Three developmental football teams in El Paso, Texas, have already kicked off their 2016 seasons and two more kick off this Saturday as the El Paso Seminoles take on the Borderland Warriors at Burgess High School at 7 p.m.
The Seminoles finished their pre-season slate with a 6-0 win against the New Mexico Thunder in a controlled scrimmage and a loss to the defending Rio Grande Football League champion Las Cruces Kings. On Saturday, it’s for real as the Noles begin league play in the Minor Professional Football League.
“Just like every other team, we’re building to make sure we can get a championship,” Seminoles owner Gregory Hollinger told DFUSA. “I’m not saying it can’t be this year or that it will be this year. We’re trying to do it one step at a time and one game at a time, making sure we force turnovers and score touchdowns and making sure we come together as a team, but our biggest goal is to win a championship.”
Offensively, the Seminoles have several veterans and weapons they will be leaning on this season. Five-foot-10, 180-pound athlete Jeff TurnBull can play quarterback or wide receiver for El Paso, depending on their gameplan, and 6-foot-1, 200-pound James Brantley and 6-foot-3, 190-pound Brook Anderson look to lead the receiving corps.
“Offensively we have a multifaceted offense,” Hollinger said. “We can run I, we can run four wide, trips, offset I. There’s a lot of offenses we run. I can’t say exactly what we’re going to run, but I can say we’re going to control the line of scrimmage against the team we’re playing against.
“We have receivers that can catch, running backs that can run the ball and quarterbacks that can sit in the pocket or run, so it just depends on who’s hot and who’s going to make the big play.”
Any good offense starts with a strong offensive line, where the Seminoles are led by newcomers, 6-foot-6, 400-pounder Andrel Owens and former Shaw University offensive lineman Oliver Pazdry.
“(Owens) is going to be one of the leaders on the offensive line,” Hollinger said. “We’ve got multiple offensive linemen that I think are going to do great. (Pazdry) played at Shaw University and then won three national championships with teams in minor professional and the arena leagues.”
Five-foot-9, 230-pound fullback James May and tight end Darrel Jordan also look to be key parts of the Seminoles offense.
“We’ve been around a long time but we have a fairly young team going into the season,” Hollinger said. “Starting this weekend, we hope to come out on top, do everything we know to do, minimize the mistakes and capitalize our turnovers.”
Defensively, 5-foot-9, 220-pound veteran middle linebacker Antwain Dozier returns to call the defense, which should also have a really strong secondary.

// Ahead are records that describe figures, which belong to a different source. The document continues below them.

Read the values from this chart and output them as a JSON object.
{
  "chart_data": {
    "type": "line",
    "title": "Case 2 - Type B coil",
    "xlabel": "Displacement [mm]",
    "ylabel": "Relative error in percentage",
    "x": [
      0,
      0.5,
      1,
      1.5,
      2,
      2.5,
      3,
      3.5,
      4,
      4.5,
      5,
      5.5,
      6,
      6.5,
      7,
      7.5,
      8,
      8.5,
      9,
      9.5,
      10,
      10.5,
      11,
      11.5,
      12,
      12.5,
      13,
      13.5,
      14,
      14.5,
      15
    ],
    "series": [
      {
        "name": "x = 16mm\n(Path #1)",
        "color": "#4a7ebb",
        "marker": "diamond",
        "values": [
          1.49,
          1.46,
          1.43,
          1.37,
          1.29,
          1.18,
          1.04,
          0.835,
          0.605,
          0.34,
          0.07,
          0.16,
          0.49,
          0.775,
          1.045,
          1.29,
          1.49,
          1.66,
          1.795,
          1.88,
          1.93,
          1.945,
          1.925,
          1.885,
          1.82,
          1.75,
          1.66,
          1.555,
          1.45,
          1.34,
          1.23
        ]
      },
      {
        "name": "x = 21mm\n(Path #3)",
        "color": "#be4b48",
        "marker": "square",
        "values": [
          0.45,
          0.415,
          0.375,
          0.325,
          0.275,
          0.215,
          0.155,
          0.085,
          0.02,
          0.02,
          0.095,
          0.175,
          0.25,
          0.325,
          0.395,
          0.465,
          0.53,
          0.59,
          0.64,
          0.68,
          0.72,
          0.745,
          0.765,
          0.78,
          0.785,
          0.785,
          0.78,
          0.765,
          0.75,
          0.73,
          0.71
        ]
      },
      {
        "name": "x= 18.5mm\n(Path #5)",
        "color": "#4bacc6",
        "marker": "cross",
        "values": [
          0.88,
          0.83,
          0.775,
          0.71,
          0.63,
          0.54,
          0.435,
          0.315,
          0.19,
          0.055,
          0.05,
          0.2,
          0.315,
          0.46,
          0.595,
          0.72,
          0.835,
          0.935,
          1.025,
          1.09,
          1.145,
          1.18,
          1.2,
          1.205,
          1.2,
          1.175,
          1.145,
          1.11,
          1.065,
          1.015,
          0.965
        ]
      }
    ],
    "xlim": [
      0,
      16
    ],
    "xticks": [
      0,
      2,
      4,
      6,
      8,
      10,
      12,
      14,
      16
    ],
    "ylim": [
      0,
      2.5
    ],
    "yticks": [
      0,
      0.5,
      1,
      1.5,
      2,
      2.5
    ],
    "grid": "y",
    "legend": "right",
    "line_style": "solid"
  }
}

Among the defensive backs are 5-foot-7, 175-pound safety Chris McNulty, 5-foot-7, 175-pound cornerback Demarques Johnson and 6-foot-1, 185-pound cornerback Dwight Chambers.
“He’s in the Air Force and he’s from Jamaica,” Hollinger said. “He’s a lock-down corner, he had five picks last year which was tied for the team lead.”
On the defensive line, 6-foot, 200-pound Joshua Ortega looks to put pressure on the quarterback from the defensive end position.
“I know one thing we are going to do – we’re going to do everything in our power to get to that championship,” Hollinger said. “Expectations are always high over here with the El Paso Seminoles. Our linebackers have expectations and want so many tackles a game. Defensively, they expect to get seven turnovers a game, interceptions, fumbles, sacks. The offense expects to get at least 21 points per half, put it up and play football and control the line of scrimmage.”
The Seminoles are very involved with the community, helping with anti-bullying and anti-drug campaigns in the school system as well as helping with Secret Santa and even the Valentine’s Dance.
“Community is number one to us,” Hollinger said. “Without the community. the Seminoles don’t thrive. We would have no heart beat.”
One thing the Seminoles take pride in is their hospitality towards their players.
“Nobody on this team pays for anything,” Hollinger said. “We don’t ask the players for anything. My staff and my job try to take care of the players as much as possible. Through adversoty, we got to stick together.”
Last season the Noles finished 5-5, but look to surpass that mark this season.
“Our toughest opponent is probably the West Texas Drillers,” Hollinger said. “We had a lot of goose eggs last year. Nothing bad about any player or any coach, but the hearts. You have to find the true players with the heart and mentality to fulfill the obligation set forth in front of them.”